Le directeur des investissements d’Amundi corrige ses propos sur Ponzi et le private equity

Alexandre Garabedian
La comparaison de Vincent Mortier, le responsable de la stratégie d'investissement d'Amundi a fait grincer des dents en interne.
(Crédit photo : RK)

Vincent Mortier, le responsable de la stratégie d'investissement d'Amundi, a amendé jeudi les propos qu'il avait tenus la veille sur les phénomènes de bulle dans le private equity. Il avait alors comparé certains excès à ceux d'une «pyramide de Ponzi» lors d'une conférence de presse. Une image qui a fait grincer des dents dans le microcosme français du capital investissement, et notamment en interne, puisque Amundi développe aussi des expertises en private equity.

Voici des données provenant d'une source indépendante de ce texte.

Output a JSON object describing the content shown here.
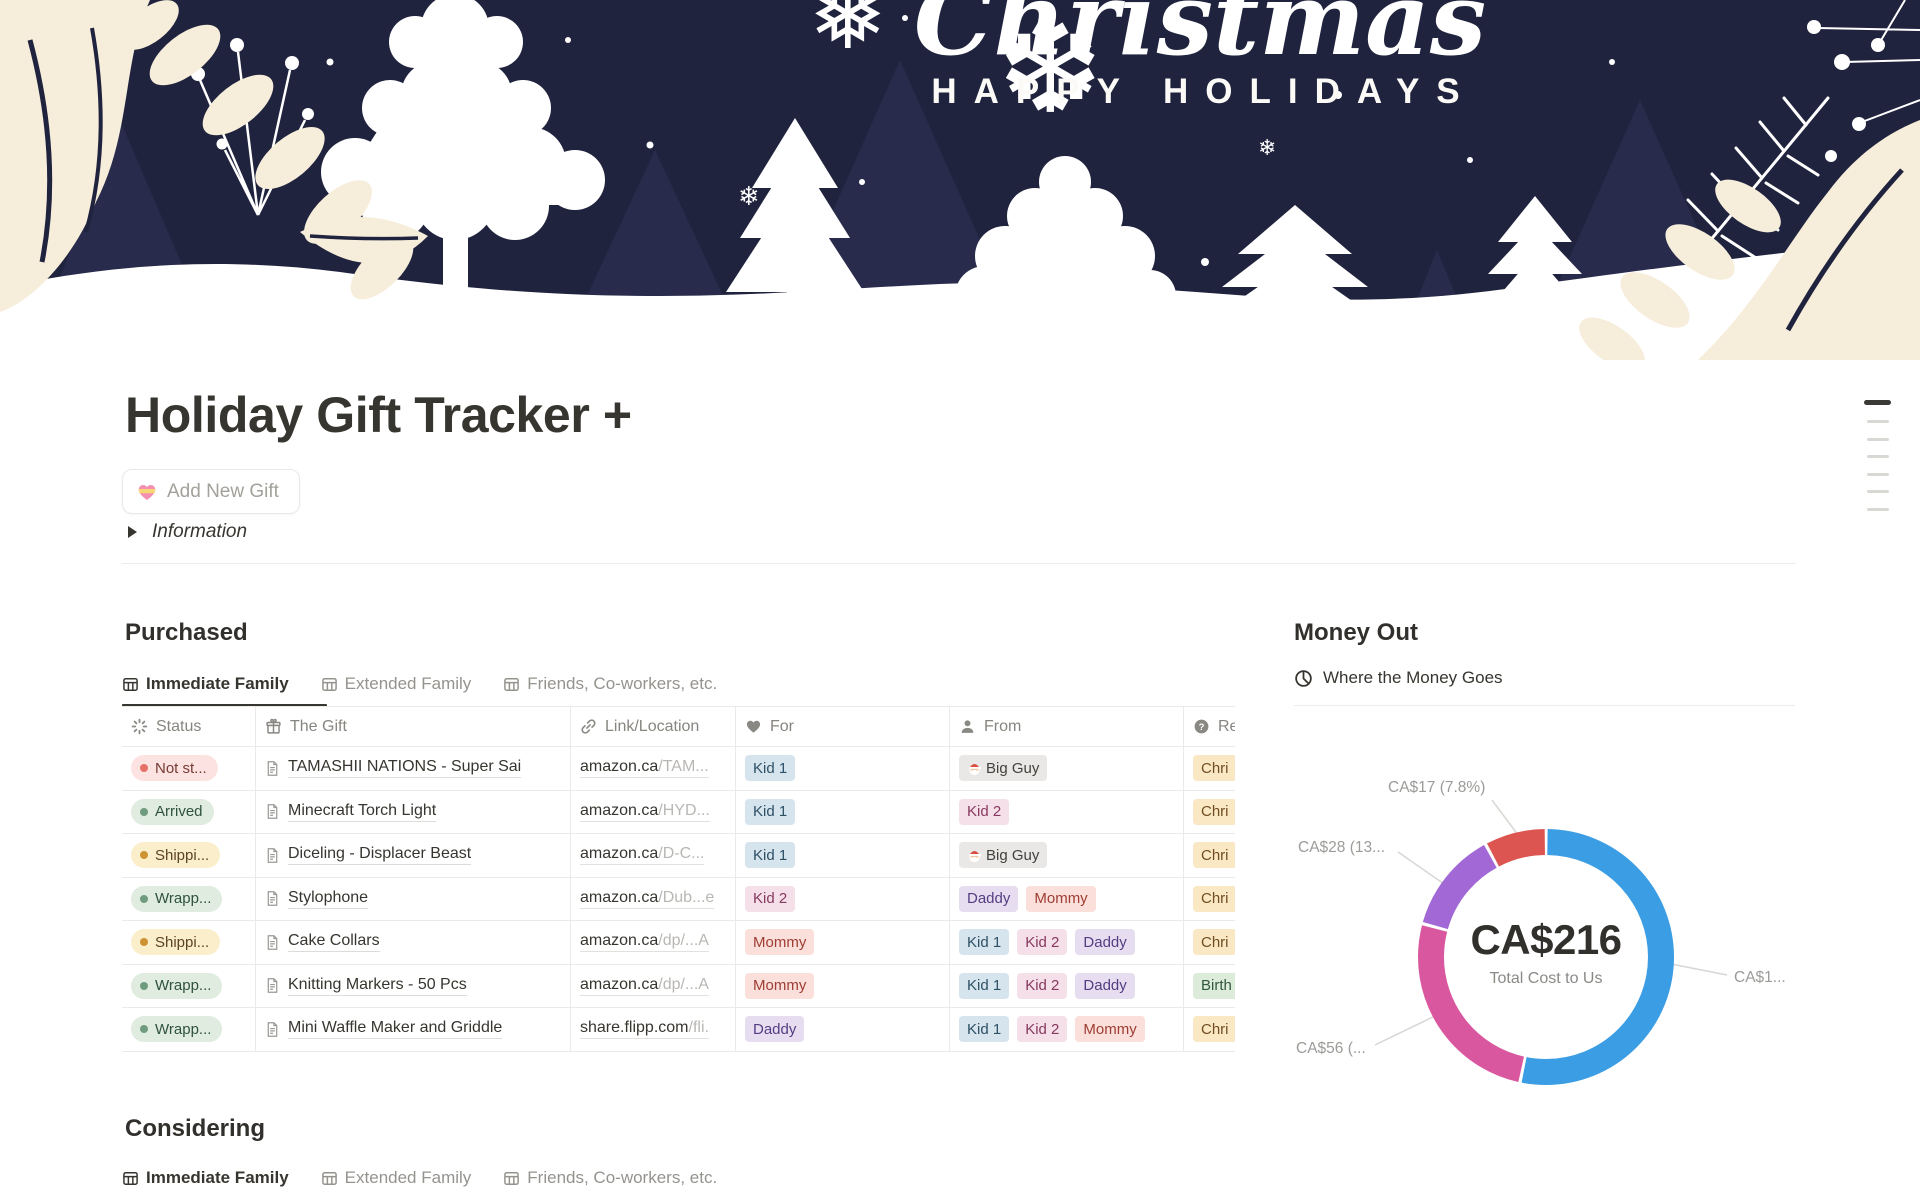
{
  "banner": {
    "script_title": "Christmas",
    "subtitle": "HAPPY HOLIDAYS"
  },
  "header": {
    "title": "Holiday Gift Tracker +",
    "add_gift_button": "Add New Gift",
    "add_gift_icon": "heart-gift-icon",
    "information_toggle": "Information"
  },
  "purchased": {
    "heading": "Purchased",
    "tabs": [
      {
        "label": "Immediate Family",
        "active": true
      },
      {
        "label": "Extended Family",
        "active": false
      },
      {
        "label": "Friends, Co-workers, etc.",
        "active": false
      }
    ],
    "columns": [
      {
        "icon": "status",
        "label": "Status"
      },
      {
        "icon": "gift",
        "label": "The Gift"
      },
      {
        "icon": "link",
        "label": "Link/Location"
      },
      {
        "icon": "heart",
        "label": "For"
      },
      {
        "icon": "person",
        "label": "From"
      },
      {
        "icon": "question",
        "label": "Re"
      }
    ],
    "rows": [
      {
        "status": {
          "label": "Not st...",
          "color": "red"
        },
        "gift": "TAMASHII NATIONS - Super Sai",
        "link": {
          "base": "amazon.ca",
          "rest": "/TAM..."
        },
        "for": [
          {
            "label": "Kid 1",
            "color": "blue"
          }
        ],
        "from": [
          {
            "label": "Big Guy",
            "color": "gray",
            "icon": "santa"
          }
        ],
        "reason": [
          {
            "label": "Chri",
            "color": "yellow"
          }
        ]
      },
      {
        "status": {
          "label": "Arrived",
          "color": "green"
        },
        "gift": "Minecraft Torch Light",
        "link": {
          "base": "amazon.ca",
          "rest": "/HYD..."
        },
        "for": [
          {
            "label": "Kid 1",
            "color": "blue"
          }
        ],
        "from": [
          {
            "label": "Kid 2",
            "color": "pink"
          }
        ],
        "reason": [
          {
            "label": "Chri",
            "color": "yellow"
          }
        ]
      },
      {
        "status": {
          "label": "Shippi...",
          "color": "yellow"
        },
        "gift": "Diceling - Displacer Beast",
        "link": {
          "base": "amazon.ca",
          "rest": "/D-C..."
        },
        "for": [
          {
            "label": "Kid 1",
            "color": "blue"
          }
        ],
        "from": [
          {
            "label": "Big Guy",
            "color": "gray",
            "icon": "santa"
          }
        ],
        "reason": [
          {
            "label": "Chri",
            "color": "yellow"
          }
        ]
      },
      {
        "status": {
          "label": "Wrapp...",
          "color": "green"
        },
        "gift": "Stylophone",
        "link": {
          "base": "amazon.ca",
          "rest": "/Dub...e"
        },
        "for": [
          {
            "label": "Kid 2",
            "color": "pink"
          }
        ],
        "from": [
          {
            "label": "Daddy",
            "color": "purple"
          },
          {
            "label": "Mommy",
            "color": "red"
          }
        ],
        "reason": [
          {
            "label": "Chri",
            "color": "yellow"
          }
        ]
      },
      {
        "status": {
          "label": "Shippi...",
          "color": "yellow"
        },
        "gift": "Cake Collars",
        "link": {
          "base": "amazon.ca",
          "rest": "/dp/...A"
        },
        "for": [
          {
            "label": "Mommy",
            "color": "red"
          }
        ],
        "from": [
          {
            "label": "Kid 1",
            "color": "blue"
          },
          {
            "label": "Kid 2",
            "color": "pink"
          },
          {
            "label": "Daddy",
            "color": "purple"
          }
        ],
        "reason": [
          {
            "label": "Chri",
            "color": "yellow"
          }
        ]
      },
      {
        "status": {
          "label": "Wrapp...",
          "color": "green"
        },
        "gift": "Knitting Markers - 50 Pcs",
        "link": {
          "base": "amazon.ca",
          "rest": "/dp/...A"
        },
        "for": [
          {
            "label": "Mommy",
            "color": "red"
          }
        ],
        "from": [
          {
            "label": "Kid 1",
            "color": "blue"
          },
          {
            "label": "Kid 2",
            "color": "pink"
          },
          {
            "label": "Daddy",
            "color": "purple"
          }
        ],
        "reason": [
          {
            "label": "Birth",
            "color": "green"
          }
        ]
      },
      {
        "status": {
          "label": "Wrapp...",
          "color": "green"
        },
        "gift": "Mini Waffle Maker and Griddle",
        "link": {
          "base": "share.flipp.com",
          "rest": "/fli."
        },
        "for": [
          {
            "label": "Daddy",
            "color": "purple"
          }
        ],
        "from": [
          {
            "label": "Kid 1",
            "color": "blue"
          },
          {
            "label": "Kid 2",
            "color": "pink"
          },
          {
            "label": "Mommy",
            "color": "red"
          }
        ],
        "reason": [
          {
            "label": "Chri",
            "color": "yellow"
          }
        ]
      }
    ]
  },
  "money_out": {
    "heading": "Money Out",
    "view_label": "Where the Money Goes",
    "chart_data": {
      "type": "donut",
      "title": "Where the Money Goes",
      "center_value": "CA$216",
      "center_caption": "Total Cost to Us",
      "total": 216,
      "slices": [
        {
          "name": "blue",
          "callout": "CA$1...",
          "value": 115,
          "pct": 53.2,
          "color": "#3B9DE3"
        },
        {
          "name": "pink",
          "callout": "CA$56 (...",
          "value": 56,
          "pct": 25.9,
          "color": "#D9579E"
        },
        {
          "name": "purple",
          "callout": "CA$28 (13...",
          "value": 28,
          "pct": 13.0,
          "color": "#A168D6"
        },
        {
          "name": "red",
          "callout": "CA$17 (7.8%)",
          "value": 17,
          "pct": 7.8,
          "color": "#DD5550"
        }
      ]
    }
  },
  "considering": {
    "heading": "Considering",
    "tabs": [
      {
        "label": "Immediate Family",
        "active": true
      },
      {
        "label": "Extended Family",
        "active": false
      },
      {
        "label": "Friends, Co-workers, etc.",
        "active": false
      }
    ]
  },
  "colors": {
    "banner_navy": "#20233E",
    "banner_cream": "#F6EDDA",
    "accent_text": "#37352F"
  }
}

«L’image que j’ai utilisée de la pyramide de Ponzi pour décrire certains segments ciblés de ce marché était inappropriée car elle sous-entendrait un caractère frauduleux de certains acteurs, ce qui n’est évidemment pas le cas», précise Vincent Mortier dans un message électronique envoyé par Amundi à L'Agefi.

«Lors d’une conférence de presse sur les vues de marché de la gestion d’Amundi, j’ai répondu à une question sur l’état des valorisations du secteur mondial du private equity. J’ai exprimé le fait que comme tout marché, le private equity pouvait être soumis à des effets localisés de bulles, qui peuvent être accentuées par les spécificités de ce secteur», rappelle le responsable dans ce message.

Vincent Mortier avait pointé du doigt mercredi un problème réel : l'expansion des valorisations au gré des reventes de participations d'un fonds à l'autre. Un phénomène qui pourrait arriver à son terme si les fonds de private equity devaient réévaluer à la baisse la valeur de leurs portefeuilles au 30 juin pour tenir compte de la correction en cours sur les marchés cotés.